Today Berlin Marks the 20th Anniversary of the Wall's Fall. As noted in Voice for America:
World leaders, dignitaries and thousands of visitors are in Berlin to mark the 20th anniversary of the fall of the Berlin Wall. It is a time to remember the past and celebrate the November day in 1989 that changed the future.

Despite the rain, crowds gathered at the Bornholm Bridge, the first checkpoint in the Berlin Wall to open the night of November 9, 1989.

The Wall stood for nearly three decades, dividing the city and Germany into East and West. But in the end, protests and peaceful revolutions, such as in Poland, and changes in Moscow brought it down. That led to the reunification of Germany and the end of the Cold War.

Americans cannot even begin to understand what it is like to live under a communist rule. To have so many limitations put on their lives. We have so many freedoms that we take for granted - because, as Americans, that is all we have ever known.

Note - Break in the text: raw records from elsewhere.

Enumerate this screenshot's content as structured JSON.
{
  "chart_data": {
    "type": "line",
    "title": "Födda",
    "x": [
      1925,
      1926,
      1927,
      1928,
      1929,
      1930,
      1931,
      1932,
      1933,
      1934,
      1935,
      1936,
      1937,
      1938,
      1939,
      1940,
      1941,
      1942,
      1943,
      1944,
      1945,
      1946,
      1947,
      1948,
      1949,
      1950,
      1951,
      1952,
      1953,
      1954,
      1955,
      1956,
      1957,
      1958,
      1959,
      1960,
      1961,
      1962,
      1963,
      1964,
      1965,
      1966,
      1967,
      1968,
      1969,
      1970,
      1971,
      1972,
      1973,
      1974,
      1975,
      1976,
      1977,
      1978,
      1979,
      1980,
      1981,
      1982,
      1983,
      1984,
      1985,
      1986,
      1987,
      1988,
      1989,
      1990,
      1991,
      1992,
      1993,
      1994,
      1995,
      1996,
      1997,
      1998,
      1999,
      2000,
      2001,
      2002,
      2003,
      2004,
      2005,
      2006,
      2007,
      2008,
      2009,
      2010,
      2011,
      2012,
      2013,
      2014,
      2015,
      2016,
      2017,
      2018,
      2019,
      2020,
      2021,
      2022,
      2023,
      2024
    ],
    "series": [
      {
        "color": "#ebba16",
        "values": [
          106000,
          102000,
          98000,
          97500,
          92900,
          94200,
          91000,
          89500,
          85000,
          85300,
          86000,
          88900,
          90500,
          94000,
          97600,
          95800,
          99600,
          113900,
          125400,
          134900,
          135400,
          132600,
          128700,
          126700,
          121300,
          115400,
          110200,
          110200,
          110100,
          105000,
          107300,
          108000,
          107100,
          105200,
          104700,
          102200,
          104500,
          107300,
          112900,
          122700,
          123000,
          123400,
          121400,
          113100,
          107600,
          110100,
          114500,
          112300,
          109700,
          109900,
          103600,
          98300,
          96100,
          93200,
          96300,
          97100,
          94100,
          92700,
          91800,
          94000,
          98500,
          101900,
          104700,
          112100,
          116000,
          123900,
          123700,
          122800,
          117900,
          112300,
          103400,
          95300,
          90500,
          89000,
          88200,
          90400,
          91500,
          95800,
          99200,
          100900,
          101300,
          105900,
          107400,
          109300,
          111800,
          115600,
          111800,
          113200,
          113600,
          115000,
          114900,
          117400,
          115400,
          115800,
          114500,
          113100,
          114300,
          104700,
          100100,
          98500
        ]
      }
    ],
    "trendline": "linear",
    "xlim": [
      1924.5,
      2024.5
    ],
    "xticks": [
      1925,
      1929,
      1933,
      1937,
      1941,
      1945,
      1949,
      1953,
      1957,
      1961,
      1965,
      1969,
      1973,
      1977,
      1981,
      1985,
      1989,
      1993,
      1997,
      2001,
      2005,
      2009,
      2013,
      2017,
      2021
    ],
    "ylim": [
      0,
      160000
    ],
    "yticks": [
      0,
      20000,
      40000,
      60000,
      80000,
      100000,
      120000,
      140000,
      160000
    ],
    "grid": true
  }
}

When I visited Germany in 2002 I did not make it to Berlin. But I did have the opportunity to go to Oktoberfest in Munich and visit friends in some other small towns, as well as see Rothenburg, a beautiful medieval city with wonderful sites and shops and a solid wall built around it. I wondered then what it must have been like just to be surrounded by that wall, let alone the Berlin Wall with its guards and barbed wire. Rothenburg's wall was originally about safety, the Berlin wall was about control.

I have not been back to Europe again since 2002, but hope to go again soon. I have always felt I would live there for a few years, especially in France or England. I felt very much at home in Europe, often times more than I do here in the Midwest.

Until that time, I wish the people of Germany the best in their celebration of the fall of the wall. I wish them happiness and health and to truly enjoy the freedom and unity that the destruction of the wall brought to them. And although I cannot get back there quite yet, at least I still have my little piece of the wall sitting on my desk at home.